Leary parted ways with the Cowboys following the 2016 season, parlaying his ascent from the ranks of the undrafted into a four-year, $36 million deal with the Denver Broncos that included $20 million guaranteed. It was a price the Cowboys deemed too steep for them at the time, and Leary went on to log 29 starts, which included flexing between right and left guard. Seeing as the Cowboys are more than fine at the former, thanks to the durability and continued Hall of Fame play from Zack Martin, a reunion would see Leary slide back into his previous role left of center.

He’s had his bout with injury over the past several seasons, including a torn Achilles in 2018 that landed him on injured reserve and cost him 10 games, but he returned in 2019 to participate in 12 — sidelined the final four with a separate injury. Leary insists he is “feeling great” in 2020 and would love a return to the Cowboys. As a matter of fact, he never sold his house in North Texas, making for an easy transition. 

I do still have my crib in Dallas,” he said earlier this offseason when asked if he had interest in returning to the Cowboys.

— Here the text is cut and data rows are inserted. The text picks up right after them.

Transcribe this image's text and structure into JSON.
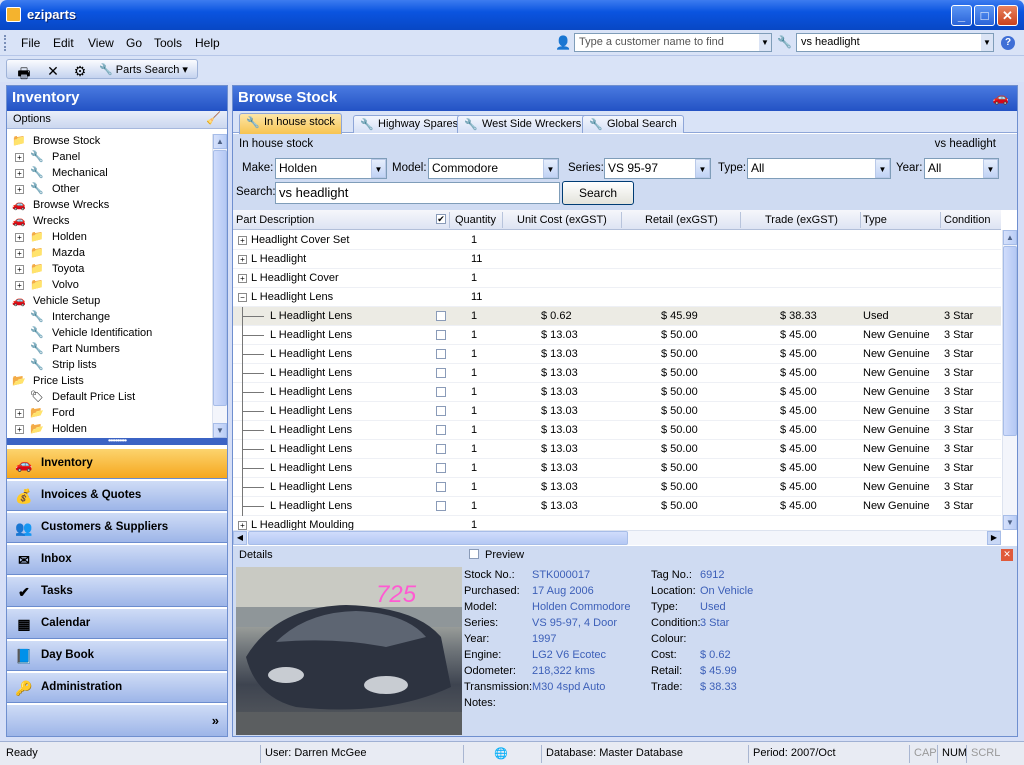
{
  "app": {
    "title": "eziparts"
  },
  "menu": [
    "File",
    "Edit",
    "View",
    "Go",
    "Tools",
    "Help"
  ],
  "find": {
    "customer_placeholder": "Type a customer name to find",
    "search_value": "vs headlight",
    "help": "?"
  },
  "toolbar": {
    "parts_search": "Parts Search"
  },
  "left": {
    "header": "Inventory",
    "options": "Options",
    "tree": [
      {
        "label": "Browse Stock",
        "level": 0,
        "expander": "",
        "icon": "📁"
      },
      {
        "label": "Panel",
        "level": 1,
        "expander": "+",
        "icon": "🔧"
      },
      {
        "label": "Mechanical",
        "level": 1,
        "expander": "+",
        "icon": "🔧"
      },
      {
        "label": "Other",
        "level": 1,
        "expander": "+",
        "icon": "🔧"
      },
      {
        "label": "Browse Wrecks",
        "level": 0,
        "expander": "",
        "icon": "🚗"
      },
      {
        "label": "Wrecks",
        "level": 0,
        "expander": "",
        "icon": "🚗"
      },
      {
        "label": "Holden",
        "level": 1,
        "expander": "+",
        "icon": "📁"
      },
      {
        "label": "Mazda",
        "level": 1,
        "expander": "+",
        "icon": "📁"
      },
      {
        "label": "Toyota",
        "level": 1,
        "expander": "+",
        "icon": "📁"
      },
      {
        "label": "Volvo",
        "level": 1,
        "expander": "+",
        "icon": "📁"
      },
      {
        "label": "Vehicle Setup",
        "level": 0,
        "expander": "",
        "icon": "🚗"
      },
      {
        "label": "Interchange",
        "level": 1,
        "expander": "",
        "icon": "🔧"
      },
      {
        "label": "Vehicle Identification",
        "level": 1,
        "expander": "",
        "icon": "🔧"
      },
      {
        "label": "Part Numbers",
        "level": 1,
        "expander": "",
        "icon": "🔧"
      },
      {
        "label": "Strip lists",
        "level": 1,
        "expander": "",
        "icon": "🔧"
      },
      {
        "label": "Price Lists",
        "level": 0,
        "expander": "",
        "icon": "📂"
      },
      {
        "label": "Default Price List",
        "level": 1,
        "expander": "",
        "icon": "🏷"
      },
      {
        "label": "Ford",
        "level": 1,
        "expander": "+",
        "icon": "📂"
      },
      {
        "label": "Holden",
        "level": 1,
        "expander": "+",
        "icon": "📂"
      }
    ],
    "nav": [
      {
        "label": "Inventory",
        "icon": "🚗"
      },
      {
        "label": "Invoices & Quotes",
        "icon": "💰"
      },
      {
        "label": "Customers & Suppliers",
        "icon": "👥"
      },
      {
        "label": "Inbox",
        "icon": "✉"
      },
      {
        "label": "Tasks",
        "icon": "✔"
      },
      {
        "label": "Calendar",
        "icon": "▦"
      },
      {
        "label": "Day Book",
        "icon": "📘"
      },
      {
        "label": "Administration",
        "icon": "🔑"
      }
    ],
    "more": "»"
  },
  "browse": {
    "header": "Browse Stock",
    "tabs": [
      "In house stock",
      "Highway Spares",
      "West Side Wreckers",
      "Global Search"
    ],
    "context_left": "In house stock",
    "context_right": "vs headlight",
    "filters": {
      "make_label": "Make:",
      "make": "Holden",
      "model_label": "Model:",
      "model": "Commodore",
      "series_label": "Series:",
      "series": "VS 95-97",
      "type_label": "Type:",
      "type": "All",
      "year_label": "Year:",
      "year": "All",
      "search_label": "Search:",
      "search": "vs headlight",
      "search_button": "Search"
    },
    "columns": [
      "Part Description",
      "Quantity",
      "Unit Cost (exGST)",
      "Retail (exGST)",
      "Trade (exGST)",
      "Type",
      "Condition"
    ],
    "rows": [
      {
        "desc": "Headlight Cover Set",
        "group": true,
        "exp": "+",
        "qty": "1",
        "cost": "",
        "retail": "",
        "trade": "",
        "type": "",
        "cond": ""
      },
      {
        "desc": "L Headlight",
        "group": true,
        "exp": "+",
        "qty": "11",
        "cost": "",
        "retail": "",
        "trade": "",
        "type": "",
        "cond": ""
      },
      {
        "desc": "L Headlight Cover",
        "group": true,
        "exp": "+",
        "qty": "1",
        "cost": "",
        "retail": "",
        "trade": "",
        "type": "",
        "cond": ""
      },
      {
        "desc": "L Headlight Lens",
        "group": true,
        "exp": "−",
        "qty": "11",
        "cost": "",
        "retail": "",
        "trade": "",
        "type": "",
        "cond": ""
      },
      {
        "desc": "L Headlight Lens",
        "group": false,
        "qty": "1",
        "cost": "$ 0.62",
        "retail": "$ 45.99",
        "trade": "$ 38.33",
        "type": "Used",
        "cond": "3 Star",
        "sel": true
      },
      {
        "desc": "L Headlight Lens",
        "group": false,
        "qty": "1",
        "cost": "$ 13.03",
        "retail": "$ 50.00",
        "trade": "$ 45.00",
        "type": "New Genuine",
        "cond": "3 Star"
      },
      {
        "desc": "L Headlight Lens",
        "group": false,
        "qty": "1",
        "cost": "$ 13.03",
        "retail": "$ 50.00",
        "trade": "$ 45.00",
        "type": "New Genuine",
        "cond": "3 Star"
      },
      {
        "desc": "L Headlight Lens",
        "group": false,
        "qty": "1",
        "cost": "$ 13.03",
        "retail": "$ 50.00",
        "trade": "$ 45.00",
        "type": "New Genuine",
        "cond": "3 Star"
      },
      {
        "desc": "L Headlight Lens",
        "group": false,
        "qty": "1",
        "cost": "$ 13.03",
        "retail": "$ 50.00",
        "trade": "$ 45.00",
        "type": "New Genuine",
        "cond": "3 Star"
      },
      {
        "desc": "L Headlight Lens",
        "group": false,
        "qty": "1",
        "cost": "$ 13.03",
        "retail": "$ 50.00",
        "trade": "$ 45.00",
        "type": "New Genuine",
        "cond": "3 Star"
      },
      {
        "desc": "L Headlight Lens",
        "group": false,
        "qty": "1",
        "cost": "$ 13.03",
        "retail": "$ 50.00",
        "trade": "$ 45.00",
        "type": "New Genuine",
        "cond": "3 Star"
      },
      {
        "desc": "L Headlight Lens",
        "group": false,
        "qty": "1",
        "cost": "$ 13.03",
        "retail": "$ 50.00",
        "trade": "$ 45.00",
        "type": "New Genuine",
        "cond": "3 Star"
      },
      {
        "desc": "L Headlight Lens",
        "group": false,
        "qty": "1",
        "cost": "$ 13.03",
        "retail": "$ 50.00",
        "trade": "$ 45.00",
        "type": "New Genuine",
        "cond": "3 Star"
      },
      {
        "desc": "L Headlight Lens",
        "group": false,
        "qty": "1",
        "cost": "$ 13.03",
        "retail": "$ 50.00",
        "trade": "$ 45.00",
        "type": "New Genuine",
        "cond": "3 Star"
      },
      {
        "desc": "L Headlight Lens",
        "group": false,
        "qty": "1",
        "cost": "$ 13.03",
        "retail": "$ 50.00",
        "trade": "$ 45.00",
        "type": "New Genuine",
        "cond": "3 Star"
      },
      {
        "desc": "L Headlight Moulding",
        "group": true,
        "exp": "+",
        "qty": "1",
        "cost": "",
        "retail": "",
        "trade": "",
        "type": "",
        "cond": ""
      }
    ]
  },
  "details": {
    "title": "Details",
    "preview": "Preview",
    "photo_text": "725",
    "left": [
      {
        "label": "Stock No.:",
        "value": "STK000017"
      },
      {
        "label": "Purchased:",
        "value": "17 Aug 2006"
      },
      {
        "label": "Model:",
        "value": "Holden Commodore"
      },
      {
        "label": "Series:",
        "value": "VS 95-97, 4 Door"
      },
      {
        "label": "Year:",
        "value": "1997"
      },
      {
        "label": "Engine:",
        "value": "LG2 V6 Ecotec"
      },
      {
        "label": "Odometer:",
        "value": "218,322 kms"
      },
      {
        "label": "Transmission:",
        "value": "M30 4spd Auto"
      },
      {
        "label": "Notes:",
        "value": ""
      }
    ],
    "right": [
      {
        "label": "Tag No.:",
        "value": "6912"
      },
      {
        "label": "Location:",
        "value": "On Vehicle"
      },
      {
        "label": "Type:",
        "value": "Used"
      },
      {
        "label": "Condition:",
        "value": "3 Star"
      },
      {
        "label": "Colour:",
        "value": ""
      },
      {
        "label": "Cost:",
        "value": "$ 0.62"
      },
      {
        "label": "Retail:",
        "value": "$ 45.99"
      },
      {
        "label": "Trade:",
        "value": "$ 38.33"
      }
    ]
  },
  "status": {
    "ready": "Ready",
    "user": "User: Darren McGee",
    "database": "Database: Master Database",
    "period": "Period: 2007/Oct",
    "cap": "CAP",
    "num": "NUM",
    "scrl": "SCRL"
  }
}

The Cowboys have struggled to replace Leary since he took his talents to the Mile High City, attempting to do so by using a second-round pick on Connor Williams in the 2017 NFL Draft. While Williams has shown flashes of potential as a starting left guard, he has himself battled injury that cost him games each of his first two years, including a season-ending knee injury in 2019. Now returned, but with La’El Collins on injured reserve and a neck injury threatening the availability of Tyron Smith, the team is discussing the possibility of having Williams spend time at the tackle position. That wouldn’t be the worst idea, considering that’s the position he played at Texas and the one wherein he made a name for himself at the collegiate level.

And for those wondering about second-year interior lineman Connor McGovern, he’s simply not ready to take the mantle. The former Penn State star suffered a setback in the form of a torn pectoral muscle in 2019, leaving him nothing more than a redshirt his rookie season. Now recovered, he was without minicamp and preseason to acclimate to the ranks of the NFL and, as such, still has a learning curve to shorten going forward.

As for Leary, while the 31-year-old has already entered COVID-19 protocol that would allow him into the team’s facility in the next day or so, two sources tell CBS Sports, don’t expect to see Leary on the field when the Cowboys host the Atlanta Falcons in Week 2, even if a deal is agreed to. It’s a move that could help shore up glaring issues on the offensive line as early as Week 3, and just in time for an(other) important NFC clash — this time with the Seattle Seahawks at CenturyLink Field on Sept. 27. 

There is much for the Cowboys to figure out on their once vaunted offensive front, and not simply at starter to the left and right of Joe Looney and Martin. With Cam Erving now moved to injured reserve (sprained MCL) after Week 1, the promotion of Eric Smith to the active roster helps, but can’t be viewed as a salute to a savior. Much like Carr in the secondary, it makes sense the Cowboys would reach out to Leary, and the interest is mutual.

The only thing left now is to put pen to paper.